Reposition Dollarama
Category: Advertising, UI/UX Design
For: Humber College
Group Members: Daniel Min, Eden Bingioba
Challenge: Reposition a Canadian Brand that is known to be struggling.
Audiences have an initial thought (prejudice) of Dollarama having low-quality products, and knock-off products which have constantly lowered their brand image. The current target market of Dollarama is everyone who needs to bring something back home, generally 23-40 year old females with young children, shopper of household who appreciate good prices. We want to work on changing this “perceived thought” of some people by justifying quality doesn’t define happiness, and move towards them emotionally. We want to portray everyone purchasing goods in Dollarama has a unique experience of happiness that differs from everyone. (kids happy with a small toy figurine, to a elderly happy buying a picture frame which will hold his grandchild’s photo.) Dollarama products may lack in quality but it still delivers the emotion of happiness to them.
The OOH poster will be placed inside local malls (malls with Dollarama in them), bus shelters (preferably nearby a Dollarama Store), these locations are high foot-traffic area of our Target market. The OOH poster with Paint Roller can be placed in these locations but can also be placed on buildings, playing also the role of an ambient ad as it is placed on somewhere that can or was “renovated”. This specific, creative execution on a unique placement will bring more attention. All of the 3 posters will have an indicator top-right corner of showing the distance to the nearest Dollarama store, the feature will alert the audience and may persuade them to visit the store. (This may soften the problem of many brick and mortar stores losing foot traffic due to increase in trend of online shopping). This also means that these posters must be carefully placed according to their distance values (50m, 75m, 85m) to prevent any confusions.
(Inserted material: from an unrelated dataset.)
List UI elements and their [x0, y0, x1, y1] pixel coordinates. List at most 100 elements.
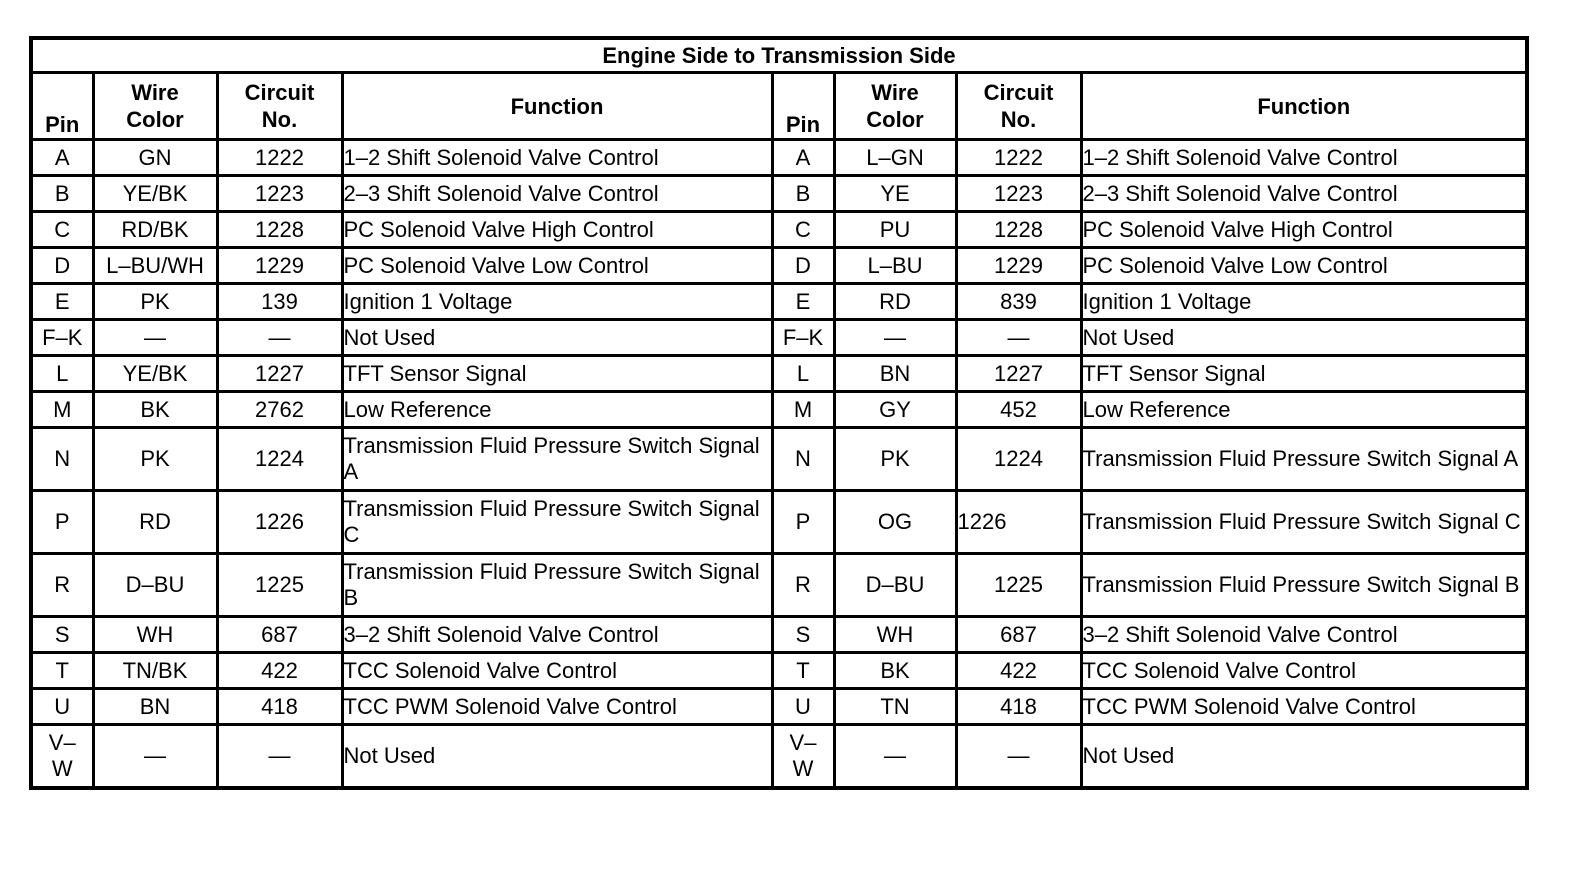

The Print Ads (Same creatives as the OOH posters but in different size) will be placed in Canadian magazines circulating in Canada, more specifically Maclean’s, NOW, Toronto Life. These magazines are well-known among Canadians and is in top 10 by circulation count. This traditional way of advertisement will reach niche audiences, they are known to be alternative magazine that covers news, cultures, arts and entertainment. Unlike niche magazines such as Sports Illustrated (male-oriented), Vogue (female-oriented). All these magazines aren’t specific toward one gender and covers general audiences (demographics, culture) which this campaign aims to promote.
We are certain this campaign will be successful helping to solve Dollarama’s problem of having the negative image to audience as providing low-quality products, and knock-off products. To turn this around, we have decided to persuade the concept that Happiness can vary from people to people, and low quality does not necessarily mean you can’t be satisfied or happy with the purchase. In our creatives (OOH ads, Print ad), we have followed a fill-in-the-blank approach, we created a template (backdrop) with fixed part of tagline that recurs in all 3 ads. (Happiness is...), a blank space (portrayed by underline) be filled with the person’s factor of happiness (using Lollipop example, the “person” is 11 year old boy named Christopher and his happiness is Lollipop from Dollarama). We have used a neutral sans-serif font Poppins for all the recurring information (Tagline, Call-to-Action) to portray template’s consistency. The blank space was filled by “Christopher’s” very own handwriting and his age and name was also present using same font. The personification creates a caring, warm personality of Dollarama and conveys each product is “matching” the person.